Не так много детей в этом году, впрочем. Инженер и девочка практически пользовались страной вдвоём. Колесо и большинство других аттракционов стояли без движения. Дефицит бензина, ребёнок-сторож пояснил им. Вылеты Luftwaffe выли над головой. Почти каждую ночь сирены поднимали крик, и они следили за прожекторами вспыхнувшими в Висмаре и в Любеке, а иногда слышали разрывы бомб. Что делал Пёклер в этом мире грёз, среди этой лжи? Его страна ожидала разрушения захватчиками вторгшимися с востока и запада: в Нордхаузен истерия достигла эпического уровня с подготовкой первых ракет к выпуску в поле, исполнить инженерные пророчества из древних мирных времён. Почему в столь критический момент, отпустили Пёклера? Кто ещё в эти дни получал отпуска? И что «Ильзе» делала тут, разве не была она уже слишком старой теперь для сказочек? её новые груди такие теперь приметные под её платьем, её глаза так почти опустошённо, без истинного интереса, поглядывали на случайных мальчиков предназначенных для Volkssturm, мальчики чуть старше, больше не интересующиеся ею. Они мечтали о получении приказов, о грандиозных взрывах и смерти—если они даже замечали её, то искоса, тихоня… её Отец её объездит… закусит зубами жердь… однажды у меня будет стадо таких же только для меня одного… но сперва я должен найти своего Капитана… где-то на Войне… сперва меня должны вызволить из этого захолустья...

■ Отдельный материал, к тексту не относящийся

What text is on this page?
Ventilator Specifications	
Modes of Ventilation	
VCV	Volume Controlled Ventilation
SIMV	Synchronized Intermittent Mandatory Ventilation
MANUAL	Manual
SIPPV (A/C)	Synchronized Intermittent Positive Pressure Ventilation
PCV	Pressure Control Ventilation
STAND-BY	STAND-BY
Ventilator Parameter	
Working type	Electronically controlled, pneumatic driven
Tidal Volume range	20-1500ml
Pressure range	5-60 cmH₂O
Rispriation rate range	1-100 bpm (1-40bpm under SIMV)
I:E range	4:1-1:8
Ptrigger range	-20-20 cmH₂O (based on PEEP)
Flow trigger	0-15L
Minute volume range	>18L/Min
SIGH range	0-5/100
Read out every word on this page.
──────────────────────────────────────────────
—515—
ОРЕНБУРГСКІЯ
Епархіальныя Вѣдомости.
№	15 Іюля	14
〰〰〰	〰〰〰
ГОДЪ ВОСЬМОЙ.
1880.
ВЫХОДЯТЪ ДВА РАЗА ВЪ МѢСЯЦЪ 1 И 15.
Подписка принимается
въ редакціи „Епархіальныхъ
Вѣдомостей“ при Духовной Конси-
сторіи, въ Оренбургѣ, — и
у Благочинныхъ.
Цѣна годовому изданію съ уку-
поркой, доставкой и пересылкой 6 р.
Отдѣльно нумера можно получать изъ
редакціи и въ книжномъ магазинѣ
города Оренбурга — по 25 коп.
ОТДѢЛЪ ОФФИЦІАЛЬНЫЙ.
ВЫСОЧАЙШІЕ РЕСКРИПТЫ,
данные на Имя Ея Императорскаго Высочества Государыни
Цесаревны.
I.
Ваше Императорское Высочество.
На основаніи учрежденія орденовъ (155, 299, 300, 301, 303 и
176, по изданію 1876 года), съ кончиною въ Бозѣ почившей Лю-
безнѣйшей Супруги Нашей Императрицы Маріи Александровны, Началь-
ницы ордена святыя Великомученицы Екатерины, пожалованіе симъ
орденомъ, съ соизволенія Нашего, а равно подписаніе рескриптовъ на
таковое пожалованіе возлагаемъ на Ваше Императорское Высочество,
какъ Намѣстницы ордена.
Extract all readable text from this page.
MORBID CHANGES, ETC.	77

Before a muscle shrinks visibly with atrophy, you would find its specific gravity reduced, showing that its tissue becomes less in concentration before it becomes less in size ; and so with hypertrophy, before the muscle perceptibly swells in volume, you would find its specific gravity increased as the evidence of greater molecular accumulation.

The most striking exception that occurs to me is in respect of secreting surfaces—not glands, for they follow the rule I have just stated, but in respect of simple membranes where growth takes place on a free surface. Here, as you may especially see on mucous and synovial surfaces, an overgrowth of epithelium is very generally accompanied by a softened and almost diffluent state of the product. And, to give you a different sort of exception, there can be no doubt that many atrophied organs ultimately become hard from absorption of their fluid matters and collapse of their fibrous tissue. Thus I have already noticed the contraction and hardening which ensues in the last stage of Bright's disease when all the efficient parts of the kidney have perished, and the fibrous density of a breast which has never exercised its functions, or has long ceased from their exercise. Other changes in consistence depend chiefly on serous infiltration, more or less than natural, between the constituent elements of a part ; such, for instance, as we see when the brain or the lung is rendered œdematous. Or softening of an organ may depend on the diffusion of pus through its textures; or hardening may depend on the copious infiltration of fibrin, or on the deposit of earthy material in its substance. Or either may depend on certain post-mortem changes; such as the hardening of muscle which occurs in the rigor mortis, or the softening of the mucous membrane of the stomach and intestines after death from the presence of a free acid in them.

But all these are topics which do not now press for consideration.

Кто это был, проходил мимо как раз тогда—кто был тот стройный мальчик мелькнувший поперёк дорожки, такой блондин, такой белый, почти невидимый в мареве зноя, что собрался над Цвёльфкиндер? Она его увидела? узнала в нём свою вторую тень? Сама она была зачата потому, что её отец однажды смотрел кино под названием Alpdrücken и у него случилась эрекция. Разгорячено уставившийся Пёклер упустил тонкий Гностический символизм Режиссёра, приём подсветки производивший две тени, Каина и Абеля. Но Ильзе, некая Ильзе, сохранилась долее своей кинематографической матери, за пределы окончания фильма, и точно так же тени теней. В Зоне всё будет двигаться по Ветхому Распределению, внутри Каинова света и пространства: не по какой-то изысканной Гёлерщине, а потому что Двойной Свет присутствовал там постоянно, вне всяких плёнок, и тот проныра киношник оказался единственным, кому случилось заметить и применить его, хоть совершенно без понятия, тогда и теперь, что именно он показывает нации уставившихся... Так что в то лето Ильзе прошла мимо себя самой, слишком прикованная к какому-то лишённому теней интерьеру, чтобы заметить пересечение или придать значение.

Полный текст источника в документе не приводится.